H : La fugue, ouverte par N. Raux, S. et JP Pujolle en février 96. D/150 mètres. Attaquer 30 mètres à droite de « caterpilleur » en commençant l’escalade sur de courtes cannelures en direction d’une traînée gris-bleue que l’on traverse sous de grandes dalles, puis directement jusqu’au relais (4c, R1 équipé). L2 : toujours à droite de raides dalles lisses jusqu’au sommet de l’aiguille (4c, R2 équipé). L3 : commune avec « Caterpilleur ». L4 : Traverser en diagonale vers la droite vers deux fissures parallèles, emprunter celle de gauche, puis par une traversée sur la droite, on atteint une autre fissure que l’on remonte jusqu’à R4 (5). Une dernière longueur en 4 mène au sommet (relais sur un buis).

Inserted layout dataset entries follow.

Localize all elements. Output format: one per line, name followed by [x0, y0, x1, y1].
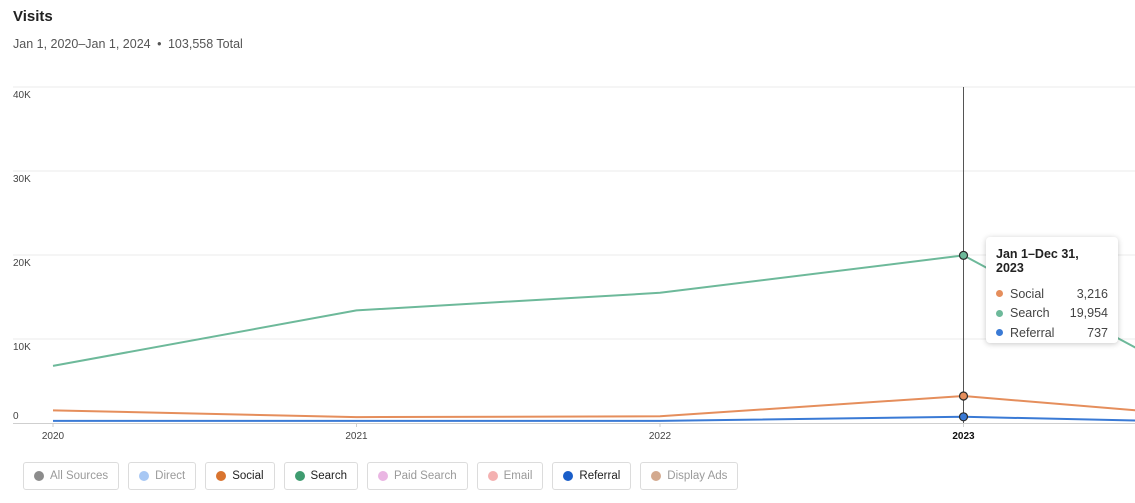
tooltip-value: 3,216 — [1076, 286, 1108, 301]
tooltip-dot-social — [996, 290, 1003, 298]
legend-label: Referral — [579, 470, 621, 482]
x-tick-label: 2020 — [42, 431, 65, 442]
y-tick-label: 20K — [13, 258, 31, 269]
tooltip-label: Social — [1010, 286, 1045, 301]
filter-direct[interactable]: Direct — [128, 462, 197, 490]
filter-display-ads[interactable]: Display Ads — [640, 462, 739, 490]
hover-tooltip: Jan 1–Dec 31, 2023 Social 3,216 Search 1… — [986, 237, 1118, 343]
date-range: Jan 1, 2020–Jan 1, 2024 — [13, 37, 151, 51]
legend-label: All Sources — [50, 470, 109, 482]
tooltip-label: Referral — [1010, 325, 1055, 340]
x-axis: 2020 2021 2022 2023 — [13, 423, 1135, 442]
source-filter-legend: All Sources Direct Social Search Paid Se… — [23, 462, 739, 490]
series-line-social — [52, 395, 1135, 419]
legend-label: Email — [503, 470, 533, 482]
filter-search[interactable]: Search — [283, 462, 358, 490]
filter-email[interactable]: Email — [476, 462, 544, 490]
tooltip-row-search: Search 19,954 — [996, 304, 1108, 324]
legend-label: Social — [232, 470, 264, 482]
legend-dot — [651, 471, 662, 481]
marker-referral — [958, 412, 969, 422]
x-tick-label: 2023 — [952, 431, 975, 442]
x-tick-label: 2021 — [345, 431, 368, 442]
y-tick-label: 0 — [13, 411, 19, 422]
legend-dot — [216, 471, 227, 481]
chart-subtitle: Jan 1, 2020–Jan 1, 2024 • 103,558 Total — [13, 36, 243, 52]
filter-referral[interactable]: Referral — [552, 462, 632, 490]
y-tick-label: 10K — [13, 342, 31, 353]
series-line-referral — [53, 415, 1135, 422]
tooltip-title: Jan 1–Dec 31, 2023 — [996, 247, 1079, 275]
tooltip-dot-search — [996, 309, 1003, 317]
series-markers — [958, 250, 969, 422]
filter-paid-search[interactable]: Paid Search — [366, 462, 468, 490]
tooltip-value: 737 — [1087, 325, 1108, 340]
legend-label: Search — [310, 470, 347, 482]
series-lines — [52, 254, 1135, 422]
visits-line-chart[interactable]: 0 10K 20K 30K 40K 2020 2021 2022 2023 — [0, 0, 1135, 455]
legend-dot — [34, 471, 44, 481]
x-tick-label: 2022 — [649, 431, 672, 442]
marker-social — [958, 391, 969, 401]
chart-title: Visits — [13, 8, 53, 25]
subtitle-separator: • — [157, 37, 162, 51]
legend-dot — [294, 471, 305, 481]
y-tick-label: 30K — [13, 174, 31, 185]
tooltip-value: 19,954 — [1069, 306, 1108, 321]
filter-all-sources[interactable]: All Sources — [23, 462, 120, 490]
legend-dot — [377, 471, 388, 481]
total-visits: 103,558 Total — [167, 37, 243, 51]
tooltip-dot-referral — [996, 329, 1003, 337]
chart-header: Visits Jan 1, 2020–Jan 1, 2024 • 103,558… — [13, 8, 243, 52]
tooltip-row-referral: Referral 737 — [996, 323, 1108, 343]
legend-dot — [139, 471, 150, 481]
legend-dot — [563, 471, 574, 481]
y-tick-label: 40K — [13, 90, 31, 101]
legend-label: Display Ads — [667, 470, 728, 482]
y-axis-labels: 0 10K 20K 30K 40K — [13, 90, 31, 422]
legend-dot — [487, 471, 498, 481]
tooltip-label: Search — [1010, 306, 1050, 321]
marker-search — [958, 250, 969, 260]
series-line-search — [52, 254, 1135, 367]
legend-label: Paid Search — [393, 470, 457, 482]
grid-lines — [13, 86, 1135, 340]
filter-social[interactable]: Social — [205, 462, 275, 490]
tooltip-row-social: Social 3,216 — [996, 284, 1108, 304]
legend-label: Direct — [155, 470, 186, 482]
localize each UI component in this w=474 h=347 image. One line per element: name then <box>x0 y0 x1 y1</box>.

Matériel : friends, coinceurs, sangles.

J : Les apprentis sorciers, ouverte par C. Descamps et F. Roussel le 24/04/99. D+/135 mètres.

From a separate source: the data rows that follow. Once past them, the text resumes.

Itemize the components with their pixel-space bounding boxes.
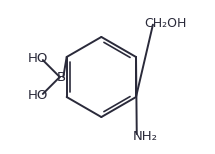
Text: NH₂: NH₂ (133, 130, 158, 143)
Text: B: B (57, 71, 66, 83)
Text: HO: HO (28, 89, 48, 102)
Text: HO: HO (28, 52, 48, 65)
Text: CH₂OH: CH₂OH (144, 17, 186, 30)
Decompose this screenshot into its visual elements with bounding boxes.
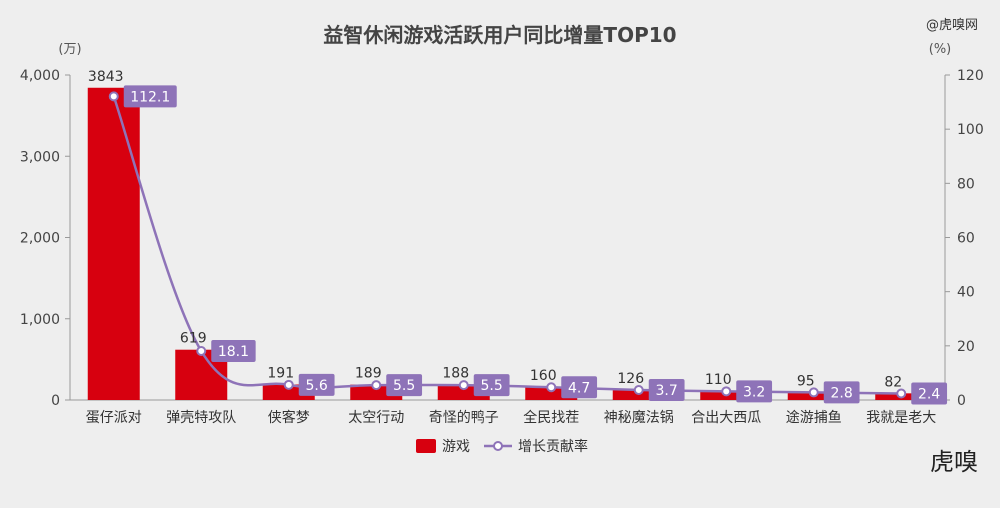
category-label: 神秘魔法锅 bbox=[604, 410, 674, 426]
right-tick-label: 40 bbox=[957, 285, 975, 301]
rate-value-label: 2.4 bbox=[918, 387, 940, 403]
rate-value-label: 18.1 bbox=[218, 344, 249, 360]
rate-value-label: 3.7 bbox=[656, 383, 678, 399]
right-tick-label: 120 bbox=[957, 68, 984, 84]
category-label: 侠客梦 bbox=[268, 409, 310, 426]
rate-point bbox=[896, 388, 907, 399]
rate-label-box bbox=[123, 85, 177, 108]
rate-point bbox=[371, 380, 382, 391]
rate-value-label: 5.6 bbox=[306, 378, 328, 394]
rate-point bbox=[721, 386, 732, 397]
category-label: 合出大西瓜 bbox=[691, 410, 761, 426]
bar-value-label: 82 bbox=[884, 374, 902, 390]
category-label: 奇怪的鸭子 bbox=[429, 409, 499, 426]
rate-label-box bbox=[648, 378, 685, 401]
rate-point bbox=[108, 91, 119, 102]
bar bbox=[87, 87, 140, 400]
rate-label-box bbox=[911, 382, 948, 405]
bar-value-label: 191 bbox=[267, 365, 294, 381]
left-tick-label: 3,000 bbox=[20, 149, 60, 165]
rate-label-box bbox=[211, 339, 256, 362]
bar-value-label: 619 bbox=[180, 331, 207, 347]
rate-point bbox=[283, 379, 294, 390]
watermark: @虎嗅网 bbox=[926, 18, 978, 33]
right-tick-label: 60 bbox=[957, 231, 975, 247]
rate-value-label: 3.2 bbox=[743, 384, 765, 400]
left-tick-label: 2,000 bbox=[20, 231, 60, 247]
bar-value-label: 3843 bbox=[88, 69, 124, 85]
axes: 0 1,000 2,000 3,000 4,000 0 20 40 60 80 100 120 蛋仔派对… bbox=[20, 68, 984, 426]
rate-label-box bbox=[561, 376, 598, 399]
rate-value-label: 112.1 bbox=[130, 89, 170, 105]
bar-value-label: 95 bbox=[797, 373, 815, 389]
bar-value-label: 110 bbox=[705, 372, 732, 388]
bar-value-label: 160 bbox=[530, 368, 557, 384]
chart-title: 益智休闲游戏活跃用户同比增量TOP10 bbox=[323, 23, 676, 47]
rate-point bbox=[633, 384, 644, 395]
bar-value-label: 126 bbox=[617, 371, 644, 387]
rate-label-box bbox=[298, 373, 335, 396]
category-label: 蛋仔派对 bbox=[86, 410, 142, 426]
right-tick-label: 20 bbox=[957, 339, 975, 355]
legend-line-marker bbox=[493, 441, 503, 451]
bar-value-label: 189 bbox=[355, 366, 382, 382]
right-tick-label: 100 bbox=[957, 122, 984, 138]
bar-value-label: 188 bbox=[442, 366, 469, 382]
rate-point bbox=[196, 345, 207, 356]
legend-bar-swatch bbox=[416, 439, 436, 453]
right-tick-label: 0 bbox=[957, 393, 966, 409]
rate-value-label: 5.5 bbox=[481, 378, 503, 394]
left-tick-label: 0 bbox=[51, 393, 60, 409]
right-axis-unit: (%) bbox=[929, 42, 952, 57]
rate-value-label: 5.5 bbox=[393, 378, 415, 394]
category-label: 太空行动 bbox=[348, 410, 404, 426]
right-tick-label: 80 bbox=[957, 176, 975, 192]
left-axis-unit: (万) bbox=[58, 42, 81, 57]
rate-point bbox=[808, 387, 819, 398]
rate-label-box bbox=[386, 374, 423, 397]
rate-label-box bbox=[736, 380, 773, 403]
rate-point bbox=[458, 380, 469, 391]
category-label: 弹壳特攻队 bbox=[166, 409, 236, 426]
rate-value-label: 2.8 bbox=[831, 385, 853, 401]
rate-label-box bbox=[823, 381, 860, 404]
category-label: 途游捕鱼 bbox=[786, 409, 842, 426]
data-labels: 3843 619 191 189 188 160 126 110 95 82 112.1 18.1 5.… bbox=[88, 69, 948, 405]
rate-value-label: 4.7 bbox=[568, 380, 590, 396]
legend: 游戏 增长贡献率 bbox=[416, 438, 588, 455]
logo: 虎嗅 bbox=[930, 448, 978, 476]
category-label: 全民找茬 bbox=[523, 409, 579, 426]
legend-bar-label: 游戏 bbox=[442, 439, 470, 455]
legend-line-label: 增长贡献率 bbox=[518, 438, 588, 455]
left-tick-label: 4,000 bbox=[20, 68, 60, 84]
category-label: 我就是老大 bbox=[866, 410, 936, 426]
rate-point bbox=[546, 382, 557, 393]
rate-label-box bbox=[473, 374, 510, 397]
left-tick-label: 1,000 bbox=[20, 312, 60, 328]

Matériel : friends, coinceurs, sangles, quelques pitons. Aucun matériel en place.

K : Le pied jaloux, ouverte le 24 avril 2012 par B. Quinio et JP Pujolle (PGHM Luchon), 5c/130 m. Entièrement équipée, prévoir 10 dégaines plus les relais.

L : Qu’elle était verte ma vallée, ouverte par A. Sicard, JP Pujolle, G. et P. Ravier début novembre 95. D/150 mètres. Attaquer à une cinquantaine de mètres à gauche de l’extrémité de la falaise dans des dalles inclinées, au pied d’une zone plus raide. Remonter à peu près directement sur une longueur (4+), R1 sur une terrasse, lunule. Traverser à gauche vers un dièdre puis monter dans une dalle, 4+/5, magnifique. R2 sur la gauche au sommet du mur raide, gagner facilement le pied d’une fissure (laisser à droite le couloir herbeux). R2 bis, lunule. Monter dans la fissure, 1 pas de 5, 1 clou, R3 (lunule) sur le flanc de l’arête. Traverser franchement à gauche, pas de 2, monter facilement toujours vers la gauche, R4, lunule. Aborder le mur terminal en diagonale puis tout droit (4/4+) R5 sur un buis (description de P. Ravier parue dans la RP n° 73).

Matériel : friends, coinceurs, sangles.

M : Longueur d’onde, ouverte le 24 juillet 2013, par B. Quinio et JP Pujolle (PGHM Luchon). Il s’agit d’une variante à la 3ème longueur de « l’oeil de Monk ». Beaucoup plus difficile (6c+ à confirmer) mais sur un superbe crépis.